Organizations cannot afford to be responsible for everything. They need to
educate their employees, their staff, their volunteers that are organizing
their patient information and make sure they really understand what they're
supposed to be doing, what their responsibilities are and that they're paying
attention to what's going on around them as well. Then educate our patients,
because really patients are going to be your No. 1 method of identifying when
something's not right-in terms of identity theft, reviewing their credit
report, reviewing their medical bill, reviewing their insurance claims, making
sure what's on those claims is really what happened to them while they're in
the hospital, questioning things that they don't recognize because often that's
how we end up catching it.
eWEEK: How can health care companies keep patient information secure
in the age of
electronic
health records?
McMillan: The first thing is obviously to acquire a certified EHR or EMR.
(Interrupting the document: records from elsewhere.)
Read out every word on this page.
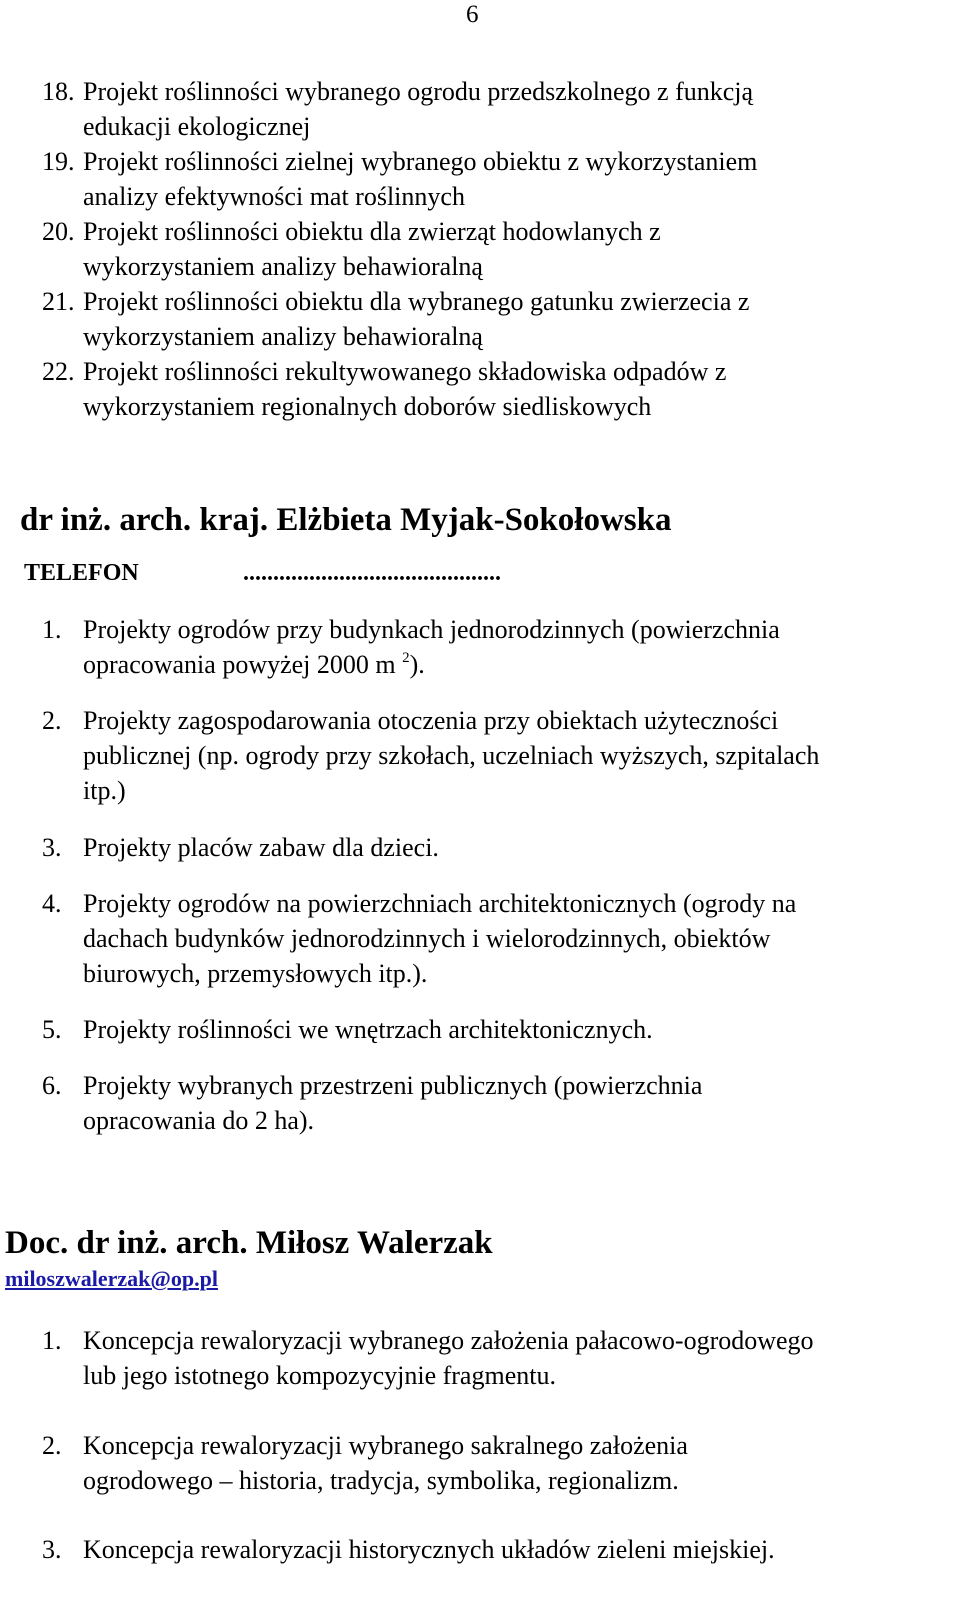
6
18. Projekt roślinności wybranego ogrodu przedszkolnego z funkcją
edukacji ekologicznej
19. Projekt roślinności zielnej wybranego obiektu z wykorzystaniem
analizy efektywności mat roślinnych
20. Projekt roślinności obiektu dla zwierząt hodowlanych z
wykorzystaniem analizy behawioralną
21. Projekt roślinności obiektu dla wybranego gatunku zwierzecia z
wykorzystaniem analizy behawioralną
22. Projekt roślinności rekultywowanego składowiska odpadów z
wykorzystaniem regionalnych doborów siedliskowych
dr inż. arch. kraj. Elżbieta Myjak-Sokołowska
TELEFON	...........................................
1. Projekty ogrodów przy budynkach jednorodzinnych (powierzchnia
opracowania powyżej 2000 m $^2$).
2. Projekty zagospodarowania otoczenia przy obiektach użyteczności
publicznej (np. ogrody przy szkołach, uczelniach wyższych, szpitalach
itp.)
3. Projekty placów zabaw dla dzieci.
4. Projekty ogrodów na powierzchniach architektonicznych (ogrody na
dachach budynków jednorodzinnych i wielorodzinnych, obiektów
biurowych, przemysłowych itp.).
5. Projekty roślinności we wnętrzach architektonicznych.
6. Projekty wybranych przestrzeni publicznych (powierzchnia
opracowania do 2 ha).
Doc. dr inż. arch. Miłosz Walerzak
miloszwalerzak@op.pl
1. Koncepcja rewaloryzacji wybranego założenia pałacowo-ogrodowego
lub jego istotnego kompozycyjnie fragmentu.
2. Koncepcja rewaloryzacji wybranego sakralnego założenia
ogrodowego – historia, tradycja, symbolika, regionalizm.
3. Koncepcja rewaloryzacji historycznych układów zieleni miejskiej.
The nice thing that the federal government has done for us today is that for an
electronic health record system to be certified, it has to have basic security
functionality. What that means is if I buy a certified EHR or EMR,
I'm going to have the basic functionality in that application to implement or
protect the data properly.
We need to quit buying systems that can't protect the information. We need
to buy systems that have that capability.
The next thing is you need to implement that functionality. I can't tell you
how many assessments we've performed in health care where somebody has had an
application, or even an EHR with all the functionality, and still hasn't
implemented it.
Have somebody else look at your system that's not involved in the day-to-day
running of that system that will look at it with an objective third-party eye
and validate it that it makes sense and identify the areas you need to
mitigate.
Risk assessment is required under meaningful use, under HIPAA, yet we still
have a lot of organizations that have not conducted a risk assessment or are
still conducting what I would call less-than-adequate risk assessments-or doing
them themselves. Even though that's permitted, it is always best to have an
independent tester to deal with security.
eWEEK: From a security perspective, what's your take on the potential
of EHRs and
HIEs
[health information exchanges]?
McMillan: If they're done correctly and implemented properly, if the
functionality is enabled, if the system is managed properly, they've got great
potential to enhance or improve security-at least around the information
contained in that EHR.
That still doesn't answer the question of all the unstructured data (network
and share files), that still needs to be addressed. But from an EHR
perspective, organizations now have what they need to do a better job of
managing privacy and security in that environment. The EHR environment that
provides more awareness to both the patient and the provider equals better care.